Se, perante estes nomes, parece estarmos numa nova dimensão do Senhor dos Anéis, imaginem como soam os clubes feroeses: Fuglafjorour, Streymur, Tvoroyri, Royn Hvalba, Miovágurm, e os ligeiramente mais conhecidos, B68 Toftir e B36 Tórshavn, este já campeão por 11 vezes. É também de Tórshavn o maior clube das ilhas: Havnar Bóltfelag, ou Clube do Porto, felizmente para quem não é local mais famoso pelas iniciais, HB, fundado em 1904, vinte e duas vezes campeão e vinte e seis vezes vencedor da Taça, tendo participado nas antigas Taça UEFA e Taça dos Vencedores de_Taças e, mais recentemente, nas pré-eliminatórias da Liga dos Campeões e Liga Europa, num total de 48 jogos internacionais, algo de muito bom para a realidade ínfima daquilo que falamos.

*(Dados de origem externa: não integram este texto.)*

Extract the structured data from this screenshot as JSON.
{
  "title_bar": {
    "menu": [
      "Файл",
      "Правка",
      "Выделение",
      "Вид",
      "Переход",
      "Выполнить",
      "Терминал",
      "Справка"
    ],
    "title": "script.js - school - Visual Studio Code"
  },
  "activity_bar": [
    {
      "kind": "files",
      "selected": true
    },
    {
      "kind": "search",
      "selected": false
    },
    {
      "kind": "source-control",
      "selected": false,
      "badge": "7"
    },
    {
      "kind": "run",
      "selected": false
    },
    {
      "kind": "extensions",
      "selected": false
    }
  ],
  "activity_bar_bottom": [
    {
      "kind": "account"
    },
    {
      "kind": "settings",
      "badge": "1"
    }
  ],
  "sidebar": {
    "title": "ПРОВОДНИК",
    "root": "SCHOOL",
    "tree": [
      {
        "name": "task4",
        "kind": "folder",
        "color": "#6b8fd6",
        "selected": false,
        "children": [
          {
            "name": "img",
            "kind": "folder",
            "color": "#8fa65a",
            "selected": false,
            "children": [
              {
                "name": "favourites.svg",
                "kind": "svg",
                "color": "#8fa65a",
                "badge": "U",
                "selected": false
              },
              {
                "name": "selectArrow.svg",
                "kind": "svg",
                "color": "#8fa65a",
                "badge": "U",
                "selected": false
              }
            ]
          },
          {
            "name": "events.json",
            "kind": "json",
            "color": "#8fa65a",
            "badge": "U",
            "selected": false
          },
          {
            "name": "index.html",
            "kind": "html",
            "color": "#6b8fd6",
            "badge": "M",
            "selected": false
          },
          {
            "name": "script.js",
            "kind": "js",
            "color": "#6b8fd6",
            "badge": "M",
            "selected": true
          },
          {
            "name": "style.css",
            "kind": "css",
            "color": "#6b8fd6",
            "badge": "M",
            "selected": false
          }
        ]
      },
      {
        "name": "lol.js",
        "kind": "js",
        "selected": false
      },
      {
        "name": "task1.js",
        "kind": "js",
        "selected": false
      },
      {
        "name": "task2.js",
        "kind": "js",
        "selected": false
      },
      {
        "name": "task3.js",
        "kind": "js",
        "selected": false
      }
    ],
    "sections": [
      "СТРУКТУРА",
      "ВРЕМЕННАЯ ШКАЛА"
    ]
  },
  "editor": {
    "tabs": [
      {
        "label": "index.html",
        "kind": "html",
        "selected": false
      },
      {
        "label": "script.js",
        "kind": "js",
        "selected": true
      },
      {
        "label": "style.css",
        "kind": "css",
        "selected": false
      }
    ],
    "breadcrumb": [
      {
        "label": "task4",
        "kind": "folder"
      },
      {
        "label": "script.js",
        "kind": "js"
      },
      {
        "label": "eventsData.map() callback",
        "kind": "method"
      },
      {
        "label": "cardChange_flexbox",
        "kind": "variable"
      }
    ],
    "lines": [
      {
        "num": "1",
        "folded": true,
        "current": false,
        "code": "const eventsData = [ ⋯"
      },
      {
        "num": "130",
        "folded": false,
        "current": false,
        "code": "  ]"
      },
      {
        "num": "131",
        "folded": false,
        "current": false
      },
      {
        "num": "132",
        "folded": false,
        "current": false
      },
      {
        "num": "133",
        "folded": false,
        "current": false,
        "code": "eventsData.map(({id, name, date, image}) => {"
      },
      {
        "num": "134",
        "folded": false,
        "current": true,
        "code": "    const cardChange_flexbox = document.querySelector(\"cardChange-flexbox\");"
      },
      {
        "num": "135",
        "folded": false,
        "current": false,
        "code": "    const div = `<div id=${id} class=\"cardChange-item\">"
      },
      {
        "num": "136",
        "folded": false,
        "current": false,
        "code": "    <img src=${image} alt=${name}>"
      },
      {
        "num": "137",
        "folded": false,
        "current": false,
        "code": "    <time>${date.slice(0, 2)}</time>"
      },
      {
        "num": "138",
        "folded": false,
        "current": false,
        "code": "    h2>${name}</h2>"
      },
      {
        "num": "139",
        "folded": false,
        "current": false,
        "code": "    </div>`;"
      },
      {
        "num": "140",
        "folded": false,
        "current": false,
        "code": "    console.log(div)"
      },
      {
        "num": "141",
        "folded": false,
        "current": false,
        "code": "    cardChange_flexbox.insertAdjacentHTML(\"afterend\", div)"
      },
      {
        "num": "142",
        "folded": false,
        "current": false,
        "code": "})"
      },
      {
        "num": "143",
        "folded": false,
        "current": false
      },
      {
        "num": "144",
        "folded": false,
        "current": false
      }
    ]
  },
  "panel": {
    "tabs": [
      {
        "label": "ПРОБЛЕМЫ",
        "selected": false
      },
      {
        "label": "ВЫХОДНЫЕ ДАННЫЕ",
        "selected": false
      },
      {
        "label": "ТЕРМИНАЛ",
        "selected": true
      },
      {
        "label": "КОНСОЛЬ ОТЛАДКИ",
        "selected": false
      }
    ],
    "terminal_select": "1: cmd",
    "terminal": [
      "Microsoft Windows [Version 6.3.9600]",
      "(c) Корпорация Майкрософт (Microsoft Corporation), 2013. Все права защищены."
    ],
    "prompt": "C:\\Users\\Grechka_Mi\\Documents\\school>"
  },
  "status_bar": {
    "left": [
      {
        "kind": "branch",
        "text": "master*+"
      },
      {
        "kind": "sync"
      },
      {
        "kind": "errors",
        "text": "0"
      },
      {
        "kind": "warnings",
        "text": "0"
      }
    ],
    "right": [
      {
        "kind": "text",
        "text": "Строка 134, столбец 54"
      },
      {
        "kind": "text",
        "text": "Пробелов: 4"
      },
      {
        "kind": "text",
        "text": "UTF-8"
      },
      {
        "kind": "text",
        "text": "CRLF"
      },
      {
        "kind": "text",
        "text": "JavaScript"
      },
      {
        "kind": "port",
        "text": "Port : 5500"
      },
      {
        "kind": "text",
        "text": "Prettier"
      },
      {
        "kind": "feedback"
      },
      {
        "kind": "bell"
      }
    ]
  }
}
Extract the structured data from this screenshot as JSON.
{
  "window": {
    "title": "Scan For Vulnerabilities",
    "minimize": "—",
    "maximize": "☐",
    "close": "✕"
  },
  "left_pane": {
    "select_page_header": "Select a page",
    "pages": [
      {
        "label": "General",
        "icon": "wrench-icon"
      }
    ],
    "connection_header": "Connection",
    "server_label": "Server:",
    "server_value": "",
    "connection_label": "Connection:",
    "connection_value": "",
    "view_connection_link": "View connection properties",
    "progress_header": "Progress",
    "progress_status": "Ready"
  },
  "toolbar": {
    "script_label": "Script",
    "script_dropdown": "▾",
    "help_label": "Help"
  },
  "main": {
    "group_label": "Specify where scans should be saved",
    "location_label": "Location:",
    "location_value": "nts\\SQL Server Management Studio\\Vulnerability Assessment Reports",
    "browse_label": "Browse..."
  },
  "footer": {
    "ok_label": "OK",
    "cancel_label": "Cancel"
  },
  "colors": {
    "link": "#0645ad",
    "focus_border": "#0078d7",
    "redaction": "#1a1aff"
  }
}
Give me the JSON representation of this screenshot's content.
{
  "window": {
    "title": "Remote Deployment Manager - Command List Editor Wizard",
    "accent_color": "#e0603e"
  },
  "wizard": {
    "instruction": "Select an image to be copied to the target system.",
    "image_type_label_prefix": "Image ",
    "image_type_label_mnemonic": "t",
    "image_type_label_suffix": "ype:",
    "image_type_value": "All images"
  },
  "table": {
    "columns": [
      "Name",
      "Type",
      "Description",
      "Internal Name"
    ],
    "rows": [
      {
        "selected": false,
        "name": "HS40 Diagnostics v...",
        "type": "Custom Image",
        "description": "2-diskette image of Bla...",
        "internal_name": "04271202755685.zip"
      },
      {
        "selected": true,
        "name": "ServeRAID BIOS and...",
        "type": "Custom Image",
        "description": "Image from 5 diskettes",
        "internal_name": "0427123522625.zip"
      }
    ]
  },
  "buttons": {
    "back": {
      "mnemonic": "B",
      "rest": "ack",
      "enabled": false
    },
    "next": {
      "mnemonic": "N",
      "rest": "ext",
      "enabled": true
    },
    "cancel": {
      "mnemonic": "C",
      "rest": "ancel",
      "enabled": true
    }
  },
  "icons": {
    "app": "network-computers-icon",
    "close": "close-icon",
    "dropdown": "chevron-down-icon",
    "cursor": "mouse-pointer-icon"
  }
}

Podemos, no entanto, ir ainda mais atrás no tempo, aos primórdios do futebol nas_Féroe, no já esquecido ano de 1892, data da fundação do Tvoroyrar Bóltfelag, o primeiro de todos os clubes. O futebol jogava-se onde calhava e quando as condições atmosféricas o permitiam. Se era profundamente amador, nesse final de século, continua a ser semiprofissional, agora que se cruza com o campeão da Europa ferido pela recente derrota na Suíça. E não se despreze assim por dá cá aquela palha a seleção feroesa que, para já, até vai na frente de Portugal na classificação do grupo pois resistiu à Hungria e empatou em casa na primeira jornada: 0-0. Nada como desconfiar: não foi há muito tempo que uma seleção nacional vice-campeã da Europa empatou no Liechtenstein por 2-2. É que na última fase de apuramento para o Campeonato do Mundo de 2014, as Ilhas Féroe defrontaram a Alemanha (que viria a ser campeã) de peito feito, saindo dos dois confrontos com derrotas razoáveis (ambas por 0-3) e que não envergonham ninguém. E, em 2011, a Itália foi a Tórshavn vencer apenas por 1-0, num encontro que foi festejado com laivos de vitória.
A bola pode deslizar por entre as ovelhas, mas mais vale não os encarar como cordeiros que esticam docilmente o pescoço para o sacrifício inevitável.